By following the OOP approach, I am writing reusable methods into traits rather than creating a plain helper file. So that I can control access in an organized way. For that, I have created various traits for instance, permissions, auth, settings, helpers etc.
After working with PHP for more than seven years, I still feel there is a lot to learn.
Most traits have private and static methods. However, the helpers trait has all public methods. To call any method from the helpers trait to other trait's static method, I have to call it using (new self)->helper_method()
Question:
I would like to know if there is any drawback of using it often? If yes, is there any better way then it to access public method within the static method?
Example Code
This is an example of what I am trying to do.
permissions Trait
trait permissions {
private static function authorize() {
$role = ( new self() )->checkUserRole();
if ( $role == 'ultimate' ) {
return TRUE;
}
return FALSE;
}
}
auth Trait
trait auth {
public function checkUserRole( $userId = FALSE ) {
$user = $userId ? getUser( $userId ) : getCurrentUser();
if ( $user ) {
return $user->role;
}
return FALSE;
}
}
UltimatePost Class
class UltimatePost {
use permissions, auth, ...;
public function __construct() {
if ( ! self::authorize() ) {
return FALSE;
}
}
}
UltimateMedia Class
class UltimateMedia {
use permissions, auth, ...;
public function __construct() {
if ( ! self::authorize() ) {
return FALSE;
}
}
}
The drawback is that a class' constructor usually often probably should have <more softening adverbs here> required arguments. If your constructor doesn't take arguments, and instances are apparently entirely interchangeable, then it's questionable why you're using classes instead of a collection of functions in the first place.
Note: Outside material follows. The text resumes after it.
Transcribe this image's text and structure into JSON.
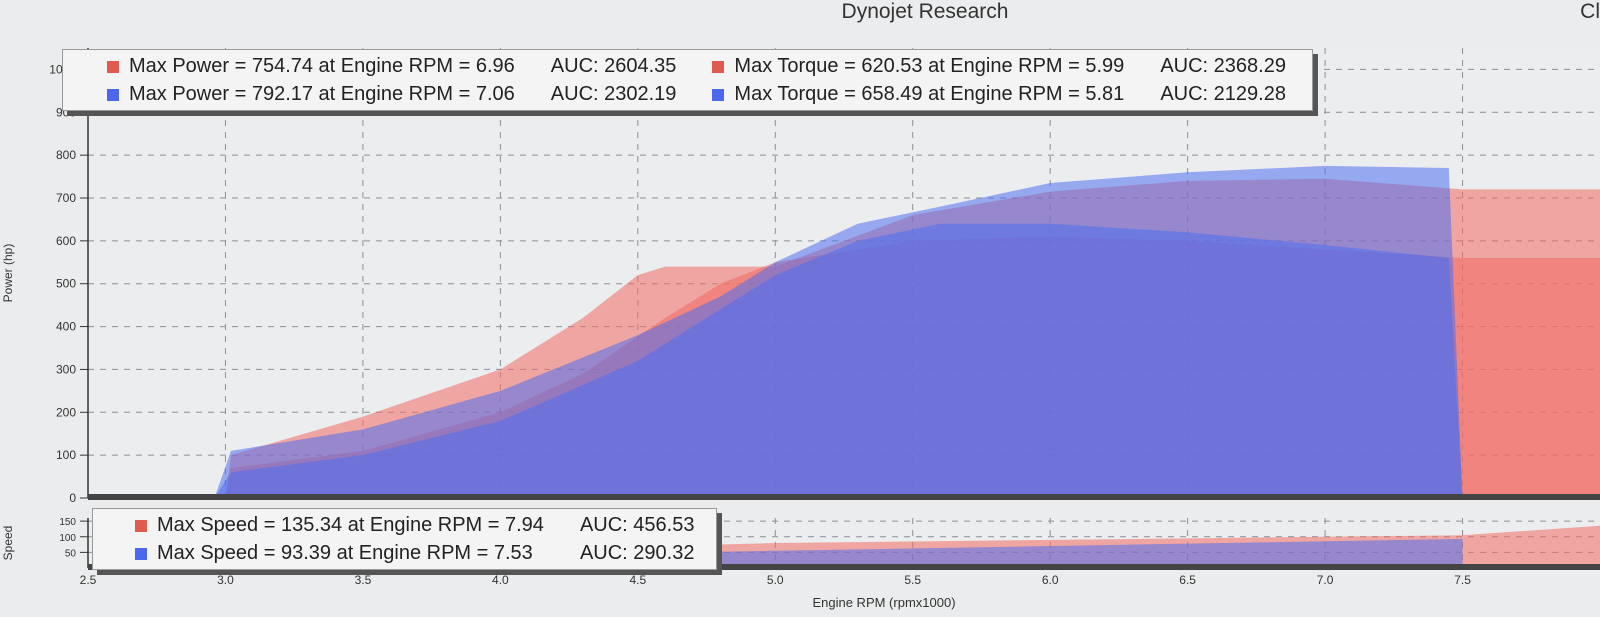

If and when your classes require constructor arguments, you cannot willy nilly instantiate them, since you'll need to pass the required arguments, which your static method probably won't have.
In your case your classes just end up as a bunch of static function calls ending up with
getCurrentUser, so you don't seem to be using OOP much at all.You may be interested in How Not To Kill Your Testability Using Statics for a deeper dive into this topic.